Listed below is part 4 of a 5-part speech President Franklin D. Roosevelt delivered by radio from the White House on May 2, 1943. The speech was mentioned in Chuck Mack's column appearing Sept. 22 in the Saturday Morning Press.
The speech was largely aimed at coal miners who had gone on strike. Mack wrote that the radio speech makes "good reading" and that he will feature the other four in coming columns.
I understand the devotion of the coal miners to their union. I know of the sacrifices they have made to build it up. I believe now, as I have all my life, in the right of workers to join unions and to protect their unions. I want to make it absolutely clear that this Government is not going to do anything now to weaken those rights in the coal fields.
Every improvement in the conditions of the coal miners of this country has had my hearty support, and I do not mean to desert them now. But I also do not mean to desert my obligations and responsibilities as President of the United States and Commander in Chief of the Army and Navy.
The first necessity is the resumption of coal mining. The terms of the old contract will be followed by the Secretary of the Interior. If an adjustment in wages results from a decision of the War Labor Board, or from any new agreement between the operators and miners, which is approved by the War Labor Board, that adjustment will be made retroactive to April first.
In the message that I delivered to the Congress four months ago, I expressed my conviction that the spirit of this nation is good.
Since then, I have seen our troops in the Caribbean area, in bases on the coasts of our ally, Brazil, and in North Africa. Recently, I have again seen great numbers of our fellow countrymen - soldiers and civilians - from the Atlantic Seaboard to the Mexican border and to the Rocky Mountains.
Tonight, in the fact of a crisis of serious proportions in the coal industry, I say again that the spirit or this nation is good. I know that the American people will not tolerate any threat offered to their Government by anyone. I believe the coal miners will not continue the strike against their Government. I believe that the coal miners as Americans will not fail to heed the clear call to duty. Like all other good Americans, they will march shoulder to shoulder with their armed forces to victory. Tomorrow, the Stars and Stripes will fly over the coal mines, and I hope that every miner will be at work under that flag.
Well now you have read the text of President Roosevelt's speech. And it was a mighty good speech detailing things just about exactly how they were at the time. We were lucky to have a strong willed man like President Roosevelt to lead us through the depression years prior to the war and right on through the war years.
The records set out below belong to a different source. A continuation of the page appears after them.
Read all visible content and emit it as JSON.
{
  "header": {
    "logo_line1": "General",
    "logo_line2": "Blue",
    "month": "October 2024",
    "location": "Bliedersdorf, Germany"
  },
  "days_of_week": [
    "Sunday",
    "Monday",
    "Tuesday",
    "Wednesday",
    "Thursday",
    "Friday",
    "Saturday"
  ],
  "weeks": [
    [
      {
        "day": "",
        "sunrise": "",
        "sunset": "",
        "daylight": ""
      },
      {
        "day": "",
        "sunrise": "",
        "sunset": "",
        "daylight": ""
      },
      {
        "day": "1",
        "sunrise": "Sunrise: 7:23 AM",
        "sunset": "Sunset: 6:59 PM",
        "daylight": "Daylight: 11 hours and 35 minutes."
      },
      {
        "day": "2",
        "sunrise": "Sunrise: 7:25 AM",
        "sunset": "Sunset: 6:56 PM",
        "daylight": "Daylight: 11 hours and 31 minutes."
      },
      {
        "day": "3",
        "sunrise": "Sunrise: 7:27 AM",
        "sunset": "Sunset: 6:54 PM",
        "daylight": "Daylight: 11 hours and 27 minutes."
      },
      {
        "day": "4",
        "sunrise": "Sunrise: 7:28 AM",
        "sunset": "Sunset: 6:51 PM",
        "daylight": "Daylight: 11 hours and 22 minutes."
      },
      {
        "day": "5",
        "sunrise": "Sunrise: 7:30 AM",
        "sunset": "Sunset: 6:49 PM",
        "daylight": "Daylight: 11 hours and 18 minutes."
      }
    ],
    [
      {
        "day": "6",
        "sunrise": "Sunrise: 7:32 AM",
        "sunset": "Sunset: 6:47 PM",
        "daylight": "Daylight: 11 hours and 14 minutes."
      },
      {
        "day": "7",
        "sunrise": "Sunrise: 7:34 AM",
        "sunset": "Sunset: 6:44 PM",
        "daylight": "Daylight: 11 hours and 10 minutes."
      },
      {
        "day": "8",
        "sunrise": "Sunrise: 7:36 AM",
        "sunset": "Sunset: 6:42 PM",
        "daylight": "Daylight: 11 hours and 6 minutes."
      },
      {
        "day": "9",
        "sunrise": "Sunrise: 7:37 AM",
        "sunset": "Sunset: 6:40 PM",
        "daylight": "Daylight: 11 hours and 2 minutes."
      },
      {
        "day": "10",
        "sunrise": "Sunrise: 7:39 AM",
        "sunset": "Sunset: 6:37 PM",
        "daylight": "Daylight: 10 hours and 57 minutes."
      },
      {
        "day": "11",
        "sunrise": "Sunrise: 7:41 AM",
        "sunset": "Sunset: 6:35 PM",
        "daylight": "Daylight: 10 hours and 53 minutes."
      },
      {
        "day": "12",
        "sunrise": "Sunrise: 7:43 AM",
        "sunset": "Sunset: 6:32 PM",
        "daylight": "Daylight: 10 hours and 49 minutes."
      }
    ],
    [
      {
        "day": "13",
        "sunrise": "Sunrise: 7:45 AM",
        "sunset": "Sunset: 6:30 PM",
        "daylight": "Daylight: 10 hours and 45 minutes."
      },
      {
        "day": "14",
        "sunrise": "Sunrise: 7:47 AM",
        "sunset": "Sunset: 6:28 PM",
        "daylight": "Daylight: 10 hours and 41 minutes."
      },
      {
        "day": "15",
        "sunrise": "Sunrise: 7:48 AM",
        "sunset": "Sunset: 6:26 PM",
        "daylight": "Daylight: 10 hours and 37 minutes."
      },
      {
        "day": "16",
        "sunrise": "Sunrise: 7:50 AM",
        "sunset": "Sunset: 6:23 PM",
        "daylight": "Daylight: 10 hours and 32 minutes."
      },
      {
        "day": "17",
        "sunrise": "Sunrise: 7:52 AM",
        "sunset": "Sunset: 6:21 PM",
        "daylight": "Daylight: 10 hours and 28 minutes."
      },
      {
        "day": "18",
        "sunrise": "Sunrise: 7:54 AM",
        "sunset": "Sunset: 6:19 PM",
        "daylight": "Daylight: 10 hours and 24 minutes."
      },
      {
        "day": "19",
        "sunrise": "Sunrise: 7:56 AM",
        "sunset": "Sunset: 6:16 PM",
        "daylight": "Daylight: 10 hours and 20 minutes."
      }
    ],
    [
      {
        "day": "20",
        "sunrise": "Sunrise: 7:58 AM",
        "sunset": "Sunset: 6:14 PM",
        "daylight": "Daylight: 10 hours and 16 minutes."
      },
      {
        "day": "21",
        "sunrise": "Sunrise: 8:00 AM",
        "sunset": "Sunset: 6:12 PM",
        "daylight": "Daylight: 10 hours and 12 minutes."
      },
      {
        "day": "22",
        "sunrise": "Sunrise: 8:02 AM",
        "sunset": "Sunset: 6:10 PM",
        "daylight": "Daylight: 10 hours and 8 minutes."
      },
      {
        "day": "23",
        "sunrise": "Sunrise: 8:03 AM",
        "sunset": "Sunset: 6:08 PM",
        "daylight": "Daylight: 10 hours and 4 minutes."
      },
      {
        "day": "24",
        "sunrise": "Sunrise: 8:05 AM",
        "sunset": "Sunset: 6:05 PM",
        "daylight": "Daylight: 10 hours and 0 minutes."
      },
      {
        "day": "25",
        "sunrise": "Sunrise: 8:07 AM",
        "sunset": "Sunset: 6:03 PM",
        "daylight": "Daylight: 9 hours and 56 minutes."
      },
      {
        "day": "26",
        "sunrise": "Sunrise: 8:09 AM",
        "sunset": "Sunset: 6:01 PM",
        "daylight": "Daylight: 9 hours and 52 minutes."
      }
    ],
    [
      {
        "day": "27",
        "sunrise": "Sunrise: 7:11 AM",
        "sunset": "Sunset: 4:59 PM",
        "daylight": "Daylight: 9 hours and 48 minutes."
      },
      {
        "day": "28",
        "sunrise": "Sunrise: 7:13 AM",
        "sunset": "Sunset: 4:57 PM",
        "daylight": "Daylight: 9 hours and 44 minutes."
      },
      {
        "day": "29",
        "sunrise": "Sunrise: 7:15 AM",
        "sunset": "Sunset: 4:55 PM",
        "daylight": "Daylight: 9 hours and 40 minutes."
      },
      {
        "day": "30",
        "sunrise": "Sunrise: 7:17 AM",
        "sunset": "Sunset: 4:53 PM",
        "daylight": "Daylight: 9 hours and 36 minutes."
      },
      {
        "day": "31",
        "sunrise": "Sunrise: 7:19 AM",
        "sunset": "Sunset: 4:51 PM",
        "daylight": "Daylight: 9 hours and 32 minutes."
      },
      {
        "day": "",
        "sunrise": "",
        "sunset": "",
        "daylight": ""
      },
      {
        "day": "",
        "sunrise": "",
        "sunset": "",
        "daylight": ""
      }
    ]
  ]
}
The miners returned to work without any increase in wages. They were definitely entitled to a raise in wages to bring their standard of living up to match that of most everyone else. The price of coal had gone up considerably but the miners' wages had remained the same. The strike had been mostly to test the waters, hoping against hope that they would receive a fair wage increase. They had not intended to stay on strike. Coal miners were and are still too patriotic to disrupt war efforts.
In 1943 and throughout the war years, coal was still king. The nation was run on steam back then; almost everything depended on coal. Without coal, the nation would have come to a grinding halt. The railroads were almost entirely powered by steam engines as were most of the big factories etc.
The mighty warships and cargo ships were powered by steam engines. Most all of this steam was produced by coal. So the government had every right in the world to take over operation of the coal mines ensuring the nation's supply of coal would not be interrupted. However it would have seemed more fair if the War Board would have granted the coal miners a raise in wages. Without the toil and sweat of the coal, miners the war could never have been won. Without coal our nation would have ground to a halt and our enemies could have walked us right into the ground!)